Ms. Shreditor's Comments


Before I begin my critique proper, I wanted to address the length of the sample that came to me. When I formatted it in Microsoft Word according to Julie’s submissions guidelines, it was nearly two pages long. In this case, because the sample ran so far over the allotted length, Julie and I decided that it would be best to critique just the first page of the sample. There were three additional paragraphs in the original excerpt that have been excised here.
This piece has a lot of potential. There are kinks to be worked out, but before I address those issues, I want to talk about what does work here. I feel like I prattle on and on about the rhythm of a narrative, but I do so because it’s such a key element. A good piece of prose generates rhythm, momentum. If you’ve varied your sentence length, if you’ve weighed your clauses and commas and em-dashes carefully, you’ve created a rhythm that carries the reader across hundreds of pages. This piece accomplishes that end.
I believe that dialogue should be used sparingly on a first page, and the author has done exactly that here. We get one line of dialogue: “So, is it true, Mitch?” With just five words, the story has generated enough suspense to hook the reader. The reader can’t help but wonder what might be true about Mitch. That Mitch responds without words, that the story doesn’t swerve off-course here into what I call “dialogue dumping,” shows a lot of restraint and maturity on the author’s part. Mitch says more with his nod than he could with words.
Now to address some of the kinks: Be careful with syntax. There was one sentence that felt like a momentary head hop to me: “Swallowing both the beer and the anguish in his throat, he reluctantly joined her at the table, removing his suit coat and loosening his tie before sitting down at the other end.” If the story is unfolding from Ricki’s point of view, how can she know that there’s anguish in his throat? Be careful when stringing together participial phrases, too. Unless there are prepositions involved (e.g., “before sitting down at the other end”), participial phrases and main verbs don’t show a sequence of events; they denote simultaneous action. Mitch can’t be swallowing his beer, joining Ricki at the table, removing his coat, and loosening his tie at the same time, so this passage needs reworking. Excessive use of participial phrases to create prose rhythm is a common writing tic. Study up on their proper use and function to avoid dangling participles or chronological impossibilities (i.e., a participle and a main verb strung together that cannot happen simultaneously).
Lastly, weigh imagery carefully to ensure that it makes sense. I couldn’t readily envision what dark eyes “glowing pale” would look like. More important, watch ethnic descriptors. “Asian eyes” is very vague, and it’s the kind of trap a writer can fall into that might inadvertently upset some readers. Asians aren’t interchangeable—there are dozens of ethnic groups on the Asian continent, each with distinctive physical traits—but Western people tend to lump them, particularly East Asians, together. There is an entire school of literary theory, orientalism, devoted to Western interpretations of Asian cultures in literature and art (explored most notably in literary theorist Edward Said’s Orientalism). This is a testament to how challenging it can be to write convincingly about other cultures. The bottom line: I think it would be better to introduce Ricki’s ethnicity in some other way so that she doesn’t seem typecast based on the shape of her eyes, and so that the reader is clear on her exact heritage.

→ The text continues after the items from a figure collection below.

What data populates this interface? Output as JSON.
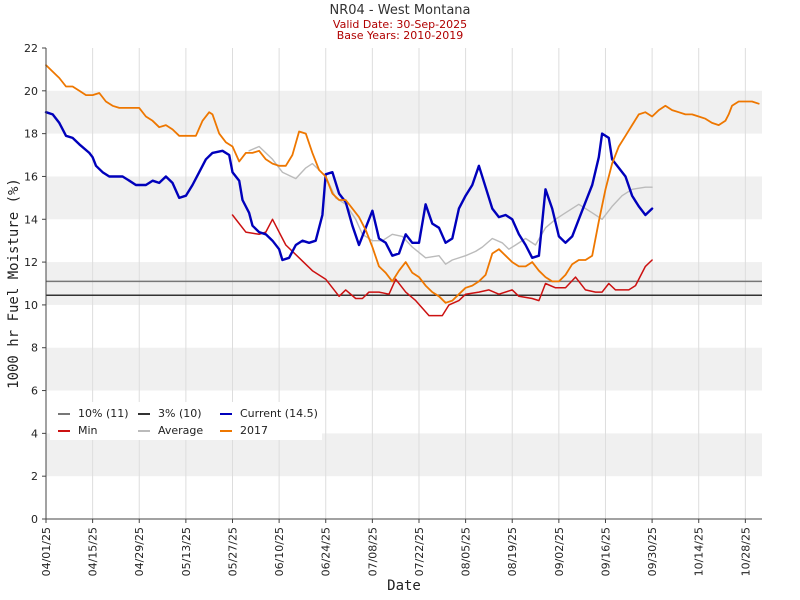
{
  "header": {
    "title": "NR04 - West Montana",
    "valid_date": "Valid Date: 30-Sep-2025",
    "base_years": "Base Years: 2010-2019"
  },
  "chart_data": {
    "type": "line",
    "xlabel": "Date",
    "ylabel": "1000 hr Fuel Moisture (%)",
    "ylim": [
      0,
      22
    ],
    "y_ticks": [
      0,
      2,
      4,
      6,
      8,
      10,
      12,
      14,
      16,
      18,
      20,
      22
    ],
    "x_range_days": [
      0,
      215
    ],
    "x_ticks": [
      {
        "day": 0,
        "label": "04/01/25"
      },
      {
        "day": 14,
        "label": "04/15/25"
      },
      {
        "day": 28,
        "label": "04/29/25"
      },
      {
        "day": 42,
        "label": "05/13/25"
      },
      {
        "day": 56,
        "label": "05/27/25"
      },
      {
        "day": 70,
        "label": "06/10/25"
      },
      {
        "day": 84,
        "label": "06/24/25"
      },
      {
        "day": 98,
        "label": "07/08/25"
      },
      {
        "day": 112,
        "label": "07/22/25"
      },
      {
        "day": 126,
        "label": "08/05/25"
      },
      {
        "day": 140,
        "label": "08/19/25"
      },
      {
        "day": 154,
        "label": "09/02/25"
      },
      {
        "day": 168,
        "label": "09/16/25"
      },
      {
        "day": 182,
        "label": "09/30/25"
      },
      {
        "day": 196,
        "label": "10/14/25"
      },
      {
        "day": 210,
        "label": "10/28/25"
      }
    ],
    "thresholds": [
      {
        "name": "10% (11)",
        "value": 11.1,
        "color": "#777777"
      },
      {
        "name": "3% (10)",
        "value": 10.45,
        "color": "#333333"
      }
    ],
    "series": [
      {
        "name": "Min",
        "color": "#cc1111",
        "points": [
          [
            56,
            14.2
          ],
          [
            60,
            13.4
          ],
          [
            64,
            13.3
          ],
          [
            66,
            13.4
          ],
          [
            68,
            14.0
          ],
          [
            72,
            12.8
          ],
          [
            76,
            12.2
          ],
          [
            80,
            11.6
          ],
          [
            84,
            11.2
          ],
          [
            88,
            10.4
          ],
          [
            90,
            10.7
          ],
          [
            93,
            10.3
          ],
          [
            95,
            10.3
          ],
          [
            97,
            10.6
          ],
          [
            100,
            10.6
          ],
          [
            103,
            10.5
          ],
          [
            105,
            11.2
          ],
          [
            108,
            10.6
          ],
          [
            111,
            10.2
          ],
          [
            115,
            9.5
          ],
          [
            119,
            9.5
          ],
          [
            121,
            10.0
          ],
          [
            124,
            10.2
          ],
          [
            126,
            10.5
          ],
          [
            130,
            10.6
          ],
          [
            133,
            10.7
          ],
          [
            136,
            10.5
          ],
          [
            140,
            10.7
          ],
          [
            142,
            10.4
          ],
          [
            146,
            10.3
          ],
          [
            148,
            10.2
          ],
          [
            150,
            11.0
          ],
          [
            153,
            10.8
          ],
          [
            156,
            10.8
          ],
          [
            159,
            11.3
          ],
          [
            162,
            10.7
          ],
          [
            165,
            10.6
          ],
          [
            167,
            10.6
          ],
          [
            169,
            11.0
          ],
          [
            171,
            10.7
          ],
          [
            175,
            10.7
          ],
          [
            177,
            10.9
          ],
          [
            180,
            11.8
          ],
          [
            182,
            12.1
          ]
        ]
      },
      {
        "name": "Average",
        "color": "#bbbbbb",
        "points": [
          [
            61,
            17.2
          ],
          [
            64,
            17.4
          ],
          [
            68,
            16.8
          ],
          [
            71,
            16.2
          ],
          [
            75,
            15.9
          ],
          [
            78,
            16.4
          ],
          [
            80,
            16.6
          ],
          [
            82,
            16.3
          ],
          [
            84,
            16.0
          ],
          [
            87,
            15.0
          ],
          [
            90,
            14.7
          ],
          [
            93,
            14.0
          ],
          [
            95,
            13.3
          ],
          [
            98,
            13.0
          ],
          [
            101,
            13.0
          ],
          [
            104,
            13.3
          ],
          [
            107,
            13.2
          ],
          [
            110,
            12.7
          ],
          [
            114,
            12.2
          ],
          [
            118,
            12.3
          ],
          [
            120,
            11.9
          ],
          [
            122,
            12.1
          ],
          [
            126,
            12.3
          ],
          [
            129,
            12.5
          ],
          [
            131,
            12.7
          ],
          [
            134,
            13.1
          ],
          [
            137,
            12.9
          ],
          [
            139,
            12.6
          ],
          [
            141,
            12.8
          ],
          [
            144,
            13.1
          ],
          [
            147,
            12.8
          ],
          [
            150,
            13.6
          ],
          [
            153,
            14.0
          ],
          [
            156,
            14.3
          ],
          [
            160,
            14.7
          ],
          [
            164,
            14.3
          ],
          [
            167,
            14.0
          ],
          [
            170,
            14.6
          ],
          [
            173,
            15.1
          ],
          [
            176,
            15.4
          ],
          [
            180,
            15.5
          ],
          [
            182,
            15.5
          ]
        ]
      },
      {
        "name": "Current (14.5)",
        "color": "#0000bb",
        "points": [
          [
            0,
            19.0
          ],
          [
            2,
            18.9
          ],
          [
            4,
            18.5
          ],
          [
            6,
            17.9
          ],
          [
            8,
            17.8
          ],
          [
            10,
            17.5
          ],
          [
            13,
            17.1
          ],
          [
            14,
            16.9
          ],
          [
            15,
            16.5
          ],
          [
            17,
            16.2
          ],
          [
            19,
            16.0
          ],
          [
            23,
            16.0
          ],
          [
            25,
            15.8
          ],
          [
            27,
            15.6
          ],
          [
            30,
            15.6
          ],
          [
            32,
            15.8
          ],
          [
            34,
            15.7
          ],
          [
            36,
            16.0
          ],
          [
            38,
            15.7
          ],
          [
            40,
            15.0
          ],
          [
            42,
            15.1
          ],
          [
            44,
            15.6
          ],
          [
            46,
            16.2
          ],
          [
            48,
            16.8
          ],
          [
            50,
            17.1
          ],
          [
            53,
            17.2
          ],
          [
            55,
            17.0
          ],
          [
            56,
            16.2
          ],
          [
            58,
            15.8
          ],
          [
            59,
            14.9
          ],
          [
            61,
            14.3
          ],
          [
            62,
            13.7
          ],
          [
            64,
            13.4
          ],
          [
            66,
            13.3
          ],
          [
            68,
            13.0
          ],
          [
            70,
            12.6
          ],
          [
            71,
            12.1
          ],
          [
            73,
            12.2
          ],
          [
            75,
            12.8
          ],
          [
            77,
            13.0
          ],
          [
            79,
            12.9
          ],
          [
            81,
            13.0
          ],
          [
            83,
            14.2
          ],
          [
            84,
            16.1
          ],
          [
            86,
            16.2
          ],
          [
            88,
            15.2
          ],
          [
            90,
            14.8
          ],
          [
            92,
            13.7
          ],
          [
            94,
            12.8
          ],
          [
            96,
            13.6
          ],
          [
            98,
            14.4
          ],
          [
            100,
            13.1
          ],
          [
            102,
            12.9
          ],
          [
            104,
            12.3
          ],
          [
            106,
            12.4
          ],
          [
            108,
            13.3
          ],
          [
            110,
            12.9
          ],
          [
            112,
            12.9
          ],
          [
            114,
            14.7
          ],
          [
            116,
            13.8
          ],
          [
            118,
            13.6
          ],
          [
            120,
            12.9
          ],
          [
            122,
            13.1
          ],
          [
            124,
            14.5
          ],
          [
            126,
            15.1
          ],
          [
            128,
            15.6
          ],
          [
            130,
            16.5
          ],
          [
            132,
            15.5
          ],
          [
            134,
            14.5
          ],
          [
            136,
            14.1
          ],
          [
            138,
            14.2
          ],
          [
            140,
            14.0
          ],
          [
            142,
            13.3
          ],
          [
            144,
            12.8
          ],
          [
            146,
            12.2
          ],
          [
            148,
            12.3
          ],
          [
            150,
            15.4
          ],
          [
            152,
            14.5
          ],
          [
            154,
            13.2
          ],
          [
            156,
            12.9
          ],
          [
            158,
            13.2
          ],
          [
            160,
            14.0
          ],
          [
            162,
            14.8
          ],
          [
            164,
            15.6
          ],
          [
            166,
            16.9
          ],
          [
            167,
            18.0
          ],
          [
            169,
            17.8
          ],
          [
            170,
            16.8
          ],
          [
            172,
            16.4
          ],
          [
            174,
            16.0
          ],
          [
            176,
            15.1
          ],
          [
            178,
            14.6
          ],
          [
            180,
            14.2
          ],
          [
            182,
            14.5
          ]
        ]
      },
      {
        "name": "2017",
        "color": "#ee7700",
        "points": [
          [
            0,
            21.2
          ],
          [
            2,
            20.9
          ],
          [
            4,
            20.6
          ],
          [
            6,
            20.2
          ],
          [
            8,
            20.2
          ],
          [
            10,
            20.0
          ],
          [
            12,
            19.8
          ],
          [
            14,
            19.8
          ],
          [
            16,
            19.9
          ],
          [
            18,
            19.5
          ],
          [
            20,
            19.3
          ],
          [
            22,
            19.2
          ],
          [
            24,
            19.2
          ],
          [
            28,
            19.2
          ],
          [
            30,
            18.8
          ],
          [
            32,
            18.6
          ],
          [
            34,
            18.3
          ],
          [
            36,
            18.4
          ],
          [
            38,
            18.2
          ],
          [
            40,
            17.9
          ],
          [
            42,
            17.9
          ],
          [
            45,
            17.9
          ],
          [
            47,
            18.6
          ],
          [
            49,
            19.0
          ],
          [
            50,
            18.9
          ],
          [
            52,
            18.0
          ],
          [
            54,
            17.6
          ],
          [
            56,
            17.4
          ],
          [
            58,
            16.7
          ],
          [
            60,
            17.1
          ],
          [
            62,
            17.1
          ],
          [
            64,
            17.2
          ],
          [
            66,
            16.8
          ],
          [
            68,
            16.6
          ],
          [
            70,
            16.5
          ],
          [
            72,
            16.5
          ],
          [
            74,
            17.0
          ],
          [
            76,
            18.1
          ],
          [
            78,
            18.0
          ],
          [
            80,
            17.1
          ],
          [
            82,
            16.3
          ],
          [
            84,
            16.0
          ],
          [
            86,
            15.2
          ],
          [
            88,
            14.9
          ],
          [
            90,
            14.9
          ],
          [
            92,
            14.5
          ],
          [
            94,
            14.1
          ],
          [
            96,
            13.5
          ],
          [
            98,
            12.7
          ],
          [
            100,
            11.8
          ],
          [
            102,
            11.5
          ],
          [
            104,
            11.1
          ],
          [
            106,
            11.6
          ],
          [
            108,
            12.0
          ],
          [
            110,
            11.5
          ],
          [
            112,
            11.3
          ],
          [
            114,
            10.9
          ],
          [
            116,
            10.6
          ],
          [
            118,
            10.4
          ],
          [
            120,
            10.1
          ],
          [
            122,
            10.2
          ],
          [
            124,
            10.5
          ],
          [
            126,
            10.8
          ],
          [
            128,
            10.9
          ],
          [
            130,
            11.1
          ],
          [
            132,
            11.4
          ],
          [
            134,
            12.4
          ],
          [
            136,
            12.6
          ],
          [
            138,
            12.3
          ],
          [
            140,
            12.0
          ],
          [
            142,
            11.8
          ],
          [
            144,
            11.8
          ],
          [
            146,
            12.0
          ],
          [
            148,
            11.6
          ],
          [
            150,
            11.3
          ],
          [
            152,
            11.1
          ],
          [
            154,
            11.1
          ],
          [
            156,
            11.4
          ],
          [
            158,
            11.9
          ],
          [
            160,
            12.1
          ],
          [
            162,
            12.1
          ],
          [
            164,
            12.3
          ],
          [
            166,
            13.9
          ],
          [
            168,
            15.4
          ],
          [
            170,
            16.6
          ],
          [
            172,
            17.4
          ],
          [
            174,
            17.9
          ],
          [
            176,
            18.4
          ],
          [
            178,
            18.9
          ],
          [
            180,
            19.0
          ],
          [
            182,
            18.8
          ],
          [
            184,
            19.1
          ],
          [
            186,
            19.3
          ],
          [
            188,
            19.1
          ],
          [
            190,
            19.0
          ],
          [
            192,
            18.9
          ],
          [
            194,
            18.9
          ],
          [
            196,
            18.8
          ],
          [
            198,
            18.7
          ],
          [
            200,
            18.5
          ],
          [
            202,
            18.4
          ],
          [
            204,
            18.6
          ],
          [
            205,
            18.9
          ],
          [
            206,
            19.3
          ],
          [
            208,
            19.5
          ],
          [
            212,
            19.5
          ],
          [
            214,
            19.4
          ]
        ]
      }
    ],
    "legend": {
      "placement": "lower-left",
      "items": [
        {
          "label": "10% (11)",
          "color": "#777777"
        },
        {
          "label": "3% (10)",
          "color": "#333333"
        },
        {
          "label": "Current (14.5)",
          "color": "#0000bb"
        },
        {
          "label": "Min",
          "color": "#cc1111"
        },
        {
          "label": "Average",
          "color": "#bbbbbb"
        },
        {
          "label": "2017",
          "color": "#ee7700"
        }
      ]
    }
  }
}
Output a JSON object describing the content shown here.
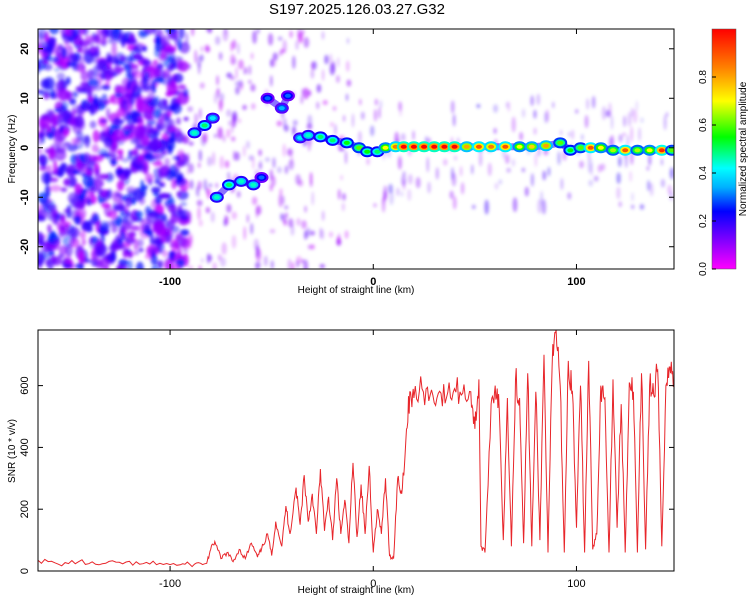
{
  "figure": {
    "title": "S197.2025.126.03.27.G32"
  },
  "chart_data": [
    {
      "type": "heatmap",
      "title": "S197.2025.126.03.27.G32",
      "xlabel": "Height of straight line (km)",
      "ylabel": "Frequency (Hz)",
      "xlim": [
        -165,
        148
      ],
      "ylim": [
        -24.5,
        24
      ],
      "x_ticks": [
        -100,
        0,
        100
      ],
      "y_ticks": [
        -20,
        -10,
        0,
        10,
        20
      ],
      "grid": false,
      "colorbar": {
        "label": "Normalized spectral amplitude",
        "range": [
          0,
          1
        ],
        "ticks": [
          0.0,
          0.2,
          0.4,
          0.6,
          0.8
        ],
        "colormap": [
          "#ff00ff",
          "#8000ff",
          "#0000ff",
          "#00b0ff",
          "#00ffff",
          "#00ff00",
          "#ffff00",
          "#ff8000",
          "#ff0000"
        ]
      },
      "ridge": [
        {
          "x": -88,
          "y": 3,
          "a": 0.45
        },
        {
          "x": -83,
          "y": 4.5,
          "a": 0.5
        },
        {
          "x": -79,
          "y": 6,
          "a": 0.4
        },
        {
          "x": -77,
          "y": -10,
          "a": 0.45
        },
        {
          "x": -71,
          "y": -7.5,
          "a": 0.5
        },
        {
          "x": -65,
          "y": -6.8,
          "a": 0.45
        },
        {
          "x": -59,
          "y": -7.5,
          "a": 0.45
        },
        {
          "x": -55,
          "y": -6,
          "a": 0.3
        },
        {
          "x": -52,
          "y": 10,
          "a": 0.3
        },
        {
          "x": -45,
          "y": 8,
          "a": 0.35
        },
        {
          "x": -42,
          "y": 10.5,
          "a": 0.3
        },
        {
          "x": -36,
          "y": 2,
          "a": 0.4
        },
        {
          "x": -32,
          "y": 2.5,
          "a": 0.45
        },
        {
          "x": -26,
          "y": 2.2,
          "a": 0.5
        },
        {
          "x": -20,
          "y": 1.5,
          "a": 0.5
        },
        {
          "x": -13,
          "y": 1.0,
          "a": 0.55
        },
        {
          "x": -7,
          "y": 0,
          "a": 0.6
        },
        {
          "x": -3,
          "y": -0.8,
          "a": 0.55
        },
        {
          "x": 2,
          "y": -0.8,
          "a": 0.5
        },
        {
          "x": 6,
          "y": 0,
          "a": 0.7
        },
        {
          "x": 11,
          "y": 0.2,
          "a": 0.85
        },
        {
          "x": 15,
          "y": 0.2,
          "a": 1.0
        },
        {
          "x": 20,
          "y": 0.2,
          "a": 1.0
        },
        {
          "x": 25,
          "y": 0.2,
          "a": 1.0
        },
        {
          "x": 30,
          "y": 0.2,
          "a": 1.0
        },
        {
          "x": 35,
          "y": 0.2,
          "a": 1.0
        },
        {
          "x": 40,
          "y": 0.2,
          "a": 1.0
        },
        {
          "x": 46,
          "y": 0.2,
          "a": 0.8
        },
        {
          "x": 52,
          "y": 0.2,
          "a": 0.9
        },
        {
          "x": 58,
          "y": 0.2,
          "a": 0.85
        },
        {
          "x": 65,
          "y": 0.2,
          "a": 0.9
        },
        {
          "x": 72,
          "y": 0.2,
          "a": 0.7
        },
        {
          "x": 78,
          "y": 0.2,
          "a": 0.75
        },
        {
          "x": 85,
          "y": 0.4,
          "a": 0.8
        },
        {
          "x": 92,
          "y": 1.0,
          "a": 0.6
        },
        {
          "x": 97,
          "y": -0.5,
          "a": 0.55
        },
        {
          "x": 102,
          "y": 0,
          "a": 0.6
        },
        {
          "x": 107,
          "y": 0,
          "a": 0.9
        },
        {
          "x": 112,
          "y": 0,
          "a": 0.7
        },
        {
          "x": 118,
          "y": -0.5,
          "a": 0.65
        },
        {
          "x": 124,
          "y": -0.5,
          "a": 0.9
        },
        {
          "x": 130,
          "y": -0.5,
          "a": 0.65
        },
        {
          "x": 136,
          "y": -0.5,
          "a": 0.7
        },
        {
          "x": 142,
          "y": -0.5,
          "a": 0.95
        },
        {
          "x": 147,
          "y": -0.5,
          "a": 0.6
        }
      ]
    },
    {
      "type": "line",
      "xlabel": "Height of straight line (km)",
      "ylabel": "SNR (10 * v/v)",
      "xlim": [
        -165,
        148
      ],
      "ylim": [
        0,
        780
      ],
      "x_ticks": [
        -100,
        0,
        100
      ],
      "y_ticks": [
        0,
        200,
        400,
        600
      ],
      "grid": false,
      "color": "#e8262b",
      "x": [
        -165,
        -155,
        -145,
        -135,
        -125,
        -115,
        -105,
        -95,
        -88,
        -82,
        -80,
        -78,
        -75,
        -72,
        -69,
        -66,
        -63,
        -60,
        -57,
        -55,
        -52,
        -50,
        -48,
        -45,
        -43,
        -41,
        -38,
        -36,
        -34,
        -32,
        -30,
        -28,
        -26,
        -24,
        -22,
        -20,
        -18,
        -16,
        -14,
        -12,
        -10,
        -8,
        -6,
        -4,
        -2,
        0,
        2,
        4,
        6,
        8,
        10,
        12,
        14,
        16,
        18,
        20,
        24,
        28,
        32,
        36,
        40,
        44,
        48,
        50,
        52,
        53,
        55,
        58,
        60,
        62,
        64,
        66,
        68,
        70,
        72,
        74,
        76,
        78,
        80,
        82,
        84,
        86,
        88,
        90,
        92,
        94,
        96,
        98,
        100,
        102,
        104,
        106,
        108,
        110,
        112,
        114,
        116,
        118,
        120,
        122,
        124,
        126,
        128,
        130,
        132,
        134,
        136,
        138,
        140,
        142,
        144,
        146,
        148
      ],
      "y": [
        35,
        22,
        30,
        20,
        28,
        22,
        25,
        20,
        22,
        25,
        70,
        95,
        40,
        60,
        30,
        70,
        40,
        90,
        45,
        70,
        120,
        50,
        160,
        80,
        210,
        120,
        270,
        150,
        310,
        160,
        250,
        120,
        330,
        130,
        240,
        100,
        300,
        120,
        230,
        90,
        350,
        110,
        280,
        120,
        340,
        60,
        200,
        120,
        300,
        50,
        40,
        300,
        250,
        420,
        580,
        560,
        590,
        570,
        575,
        560,
        590,
        575,
        580,
        460,
        620,
        80,
        60,
        540,
        600,
        520,
        100,
        560,
        80,
        620,
        560,
        90,
        640,
        80,
        580,
        100,
        700,
        60,
        660,
        780,
        600,
        60,
        680,
        580,
        140,
        600,
        60,
        680,
        70,
        120,
        600,
        560,
        60,
        620,
        140,
        540,
        60,
        610,
        580,
        60,
        640,
        70,
        600,
        570,
        650,
        80,
        600,
        660,
        620
      ]
    }
  ]
}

Otherwise, there are some copyediting-level issues that a good line edit would address. I must reiterate here the potential of this piece. It plants a lot of seeds and sets the stakes high from the beginning. It draws the reader into what appears to be a very troubled marriage. The reader can’t help but wonder what Mitch has done and whether or not any political intrigue, as hinted at by the mention of strategists, might be involved. Overall, this piece feels pretty close to ready; it just needs that final polish to up its odds of catching an agent’s or editor’s attention.